Das zersplitterte Schloss

Hoch oben im Norden, weit entfernt von jeglicher Zivilisation, wo die Wälder dicht und unpassierbar wurden, erhob sich ein Schloss umgeben von einem ewigen Nebel. Es war kein gewöhnliches Schloss: Seine Mauern atmeten, die Türen wisperten und in den Gängen lauerten dunkle Schatten, die sich wie eigenständige Wesen bewegten. Niemand wusste, wer es erbaut hatte und warum es dort stand. Die Wenigen, die sich näher heranwagten, wurden von einem angsteinflößenden, beklemmenden Gefühl heimgesucht und schworen später, dass es sich bei dem Schloss um eine verlorene Seele handelte. Die Alten im weit entfernten Dorf sprachen von ihm als Ort, an dem die verlorenen Teile einer Seele lebten, die auf Rache aus waren und so wagte sich niemand in seine Nähe.
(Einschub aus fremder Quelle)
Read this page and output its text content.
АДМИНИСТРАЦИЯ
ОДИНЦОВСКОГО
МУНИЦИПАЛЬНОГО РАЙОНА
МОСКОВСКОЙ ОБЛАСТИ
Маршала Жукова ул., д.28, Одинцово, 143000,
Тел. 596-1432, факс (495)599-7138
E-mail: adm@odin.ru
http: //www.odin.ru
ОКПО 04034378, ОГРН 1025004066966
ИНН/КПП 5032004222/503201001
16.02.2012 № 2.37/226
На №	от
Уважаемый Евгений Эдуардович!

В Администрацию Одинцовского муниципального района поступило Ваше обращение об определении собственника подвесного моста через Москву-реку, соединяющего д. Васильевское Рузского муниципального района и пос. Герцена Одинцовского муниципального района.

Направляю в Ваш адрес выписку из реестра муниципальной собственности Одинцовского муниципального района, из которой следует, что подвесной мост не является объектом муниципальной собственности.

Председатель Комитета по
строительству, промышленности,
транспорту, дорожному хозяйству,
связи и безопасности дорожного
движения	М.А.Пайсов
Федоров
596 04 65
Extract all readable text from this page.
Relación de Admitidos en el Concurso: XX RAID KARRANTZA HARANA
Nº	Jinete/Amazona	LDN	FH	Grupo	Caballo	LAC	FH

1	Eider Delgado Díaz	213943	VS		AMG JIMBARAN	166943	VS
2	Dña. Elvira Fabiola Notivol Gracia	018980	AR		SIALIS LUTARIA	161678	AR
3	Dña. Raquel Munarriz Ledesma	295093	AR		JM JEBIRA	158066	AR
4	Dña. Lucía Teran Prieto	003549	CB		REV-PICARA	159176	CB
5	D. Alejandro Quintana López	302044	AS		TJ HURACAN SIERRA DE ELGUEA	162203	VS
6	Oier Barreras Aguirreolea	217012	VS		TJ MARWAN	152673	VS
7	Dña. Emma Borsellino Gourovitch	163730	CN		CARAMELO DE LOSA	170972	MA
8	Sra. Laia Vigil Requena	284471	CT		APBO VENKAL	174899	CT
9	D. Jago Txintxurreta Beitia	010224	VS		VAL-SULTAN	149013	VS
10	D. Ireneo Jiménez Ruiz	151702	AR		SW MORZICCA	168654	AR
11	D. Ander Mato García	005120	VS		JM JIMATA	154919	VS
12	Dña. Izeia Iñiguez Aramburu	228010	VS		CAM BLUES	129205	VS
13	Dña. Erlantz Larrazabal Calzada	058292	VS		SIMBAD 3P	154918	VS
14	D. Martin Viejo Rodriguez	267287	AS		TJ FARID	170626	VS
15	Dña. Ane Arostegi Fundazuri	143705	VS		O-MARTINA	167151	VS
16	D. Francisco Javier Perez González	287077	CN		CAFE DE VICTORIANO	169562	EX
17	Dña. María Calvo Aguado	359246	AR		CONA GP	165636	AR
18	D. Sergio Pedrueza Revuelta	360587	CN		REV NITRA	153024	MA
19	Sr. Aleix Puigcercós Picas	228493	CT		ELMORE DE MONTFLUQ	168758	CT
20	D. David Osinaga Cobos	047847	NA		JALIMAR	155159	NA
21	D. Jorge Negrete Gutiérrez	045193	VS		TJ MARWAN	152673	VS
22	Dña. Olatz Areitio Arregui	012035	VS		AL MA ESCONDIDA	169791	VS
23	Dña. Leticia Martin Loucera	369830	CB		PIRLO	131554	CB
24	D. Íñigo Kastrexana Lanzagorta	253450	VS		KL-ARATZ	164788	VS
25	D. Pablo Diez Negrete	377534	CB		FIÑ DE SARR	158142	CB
Bis eines Tages eine Fremde kam, eine junge Frau mit blassem Gesicht und es war, als läge eine schwere Last auf ihren Schultern. Sie sprach mit niemandem und hüllte sich in Schweigen, sodass keiner ihren Namen kannte. Doch was sie begleitete, war eine Art unsichtbarer Schatten- die Erinnerung und einen Schrecken, der sie nicht losließ. Die Fremde schlief nicht und krümmte sich immer wieder vor Schmerz, der sich wie gläserne Splitter in ihr Herz bohrte und ihr die Luft zum Atmen nahm. Sie wanderte rastlos umher und so führte sie ihre Wanderung eines Tages zum Schloss. Es schien, als hätte sie das Schloss zu sich gerufen, und als sie sich vor seine Pforte stellte, öffneten sich die gewaltigen Türen und Stimmen flüsterten: „Du bist eine von uns.“ Kaum hatte sie das Schloss betreten, fühlte sie, wie sich die Welt um sie herum zu verzerren anfing. Die Flure wirkten endlos und waren verwinkelt und verzweigt wie ein Labyrinth. Es gab Räume voller Spiegel, die sich ständig veränderten. Der Ort schien keinen Anfang und kein Ende zu haben und doch fühlte sie sich kein bisschen bedroht, es fühlte sich gar seltsam vertraut an, als wäre sie endlich angekommen.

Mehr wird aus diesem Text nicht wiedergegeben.